When engaged Connecticut couples decide on a prenuptial agreement, they may think it will last as long as their marriage. Besides, prenuptial agreements can’t expire, can they? Believe it or not, they can. Some couples include sunset clauses in their prenups so that they expire on a certain date. Why would someone go through the hassle of creating a prenup only to invalidate it in a few years?
Sometimes couples may have initial fears about getting divorced. They don’t want to have to give up their wealth after only a year or two of marriage. But they may think their marriage will be smooth sailing after 10, 15 or maybe 20 years, so they include a clause in the prenup that states when the document will be invalid. The entire prenup may be void at that time, or just certain parts of it.

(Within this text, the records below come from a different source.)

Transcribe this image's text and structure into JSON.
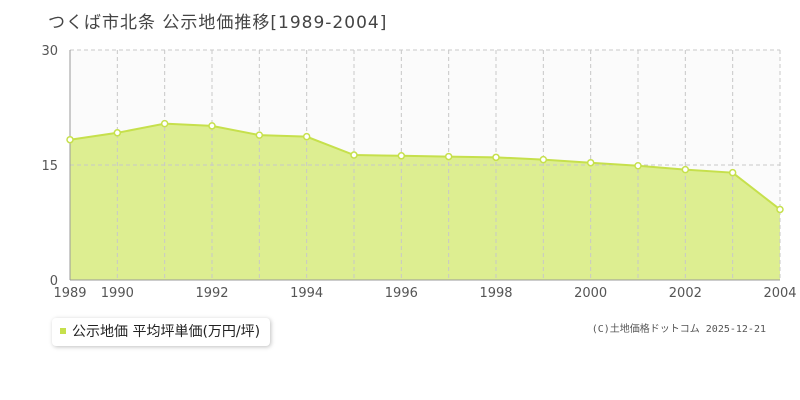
{
  "title": "つくば市北条  公示地価推移[1989-2004]",
  "legend": {
    "label": "公示地価 平均坪単価(万円/坪)"
  },
  "credit": "(C)土地価格ドットコム 2025-12-21",
  "colors": {
    "fill": "#ddee91",
    "line": "#c6e04c",
    "grid": "#c8c8c8"
  },
  "chart_data": {
    "type": "area",
    "title": "つくば市北条  公示地価推移[1989-2004]",
    "xlabel": "",
    "ylabel": "",
    "x": [
      1989,
      1990,
      1991,
      1992,
      1993,
      1994,
      1995,
      1996,
      1997,
      1998,
      1999,
      2000,
      2001,
      2002,
      2003,
      2004
    ],
    "series": [
      {
        "name": "公示地価 平均坪単価(万円/坪)",
        "values": [
          18.3,
          19.2,
          20.4,
          20.1,
          18.9,
          18.7,
          16.3,
          16.2,
          16.1,
          16.0,
          15.7,
          15.3,
          14.9,
          14.4,
          14.0,
          9.2
        ]
      }
    ],
    "ylim": [
      0,
      30
    ],
    "yticks": [
      0,
      15,
      30
    ],
    "xticks": [
      1989,
      1990,
      1992,
      1994,
      1996,
      1998,
      2000,
      2002,
      2004
    ],
    "grid": true,
    "legend_position": "bottom-left"
  }
}
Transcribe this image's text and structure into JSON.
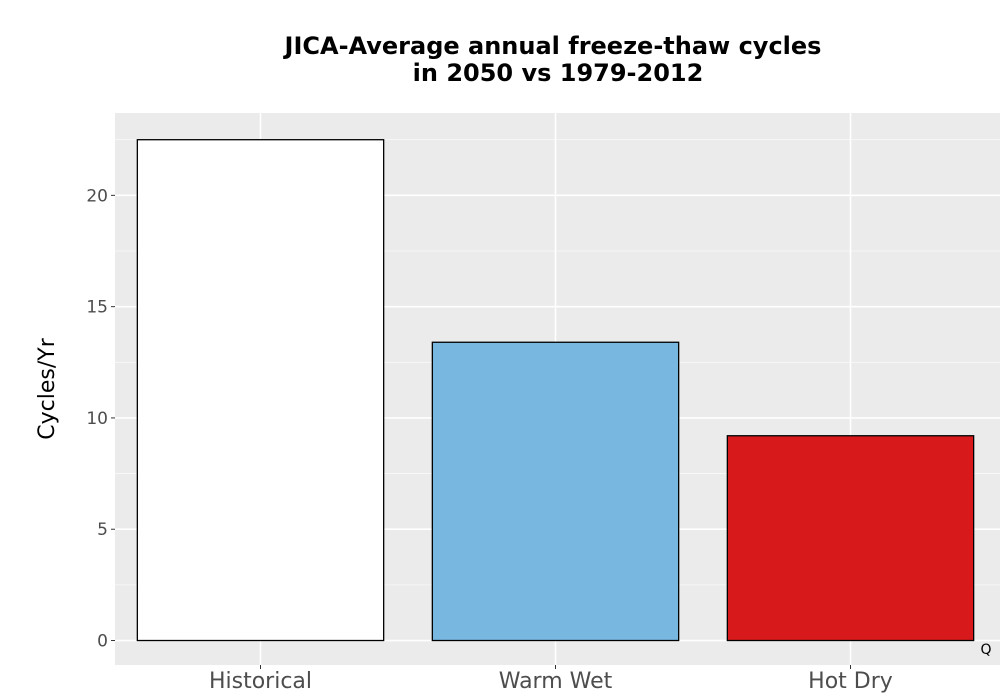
{
  "chart_data": {
    "type": "bar",
    "title": "JICA-Average annual freeze-thaw cycles in 2050 vs 1979-2012",
    "title_lines": [
      "JICA-Average annual freeze-thaw cycles",
      "in 2050 vs 1979-2012"
    ],
    "xlabel": "",
    "ylabel": "Cycles/Yr",
    "categories": [
      "Historical",
      "Warm Wet",
      "Hot Dry"
    ],
    "values": [
      22.5,
      13.4,
      9.2
    ],
    "bar_colors": [
      "#ffffff",
      "#78b7e0",
      "#d7191c"
    ],
    "bar_outline": "#000000",
    "ylim": [
      -1.1,
      23.7
    ],
    "yticks": [
      0,
      5,
      10,
      15,
      20
    ],
    "ytick_labels": [
      "0",
      "5",
      "10",
      "15",
      "20"
    ],
    "grid": true,
    "panel_background": "#ebebeb",
    "grid_color": "#ffffff"
  },
  "corner_label": "Q"
}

This may sound like a good idea in theory, but even marriages lasting 20, 30, 40 or even 50 years are ending in divorce nowadays. Take, for example, comedian Chris Rock. He is currently going through a divorce after 18 years of marriage. He had a prenuptial agreement in place, but it has since expired. Therefore, his wife will likely get a huge share of his estimated $70 million fortune.
The decision to draft a prenuptial agreement is a personal decision. Those who do decide to have one should review it every few years to ensure it is still valid. Financial situations change, and certain provisions included in the prenup may make it possible for a spouse to receive more money in a divorce. Those who are unsure should check with their lawyer for advice. It’s better to be safe than sorry.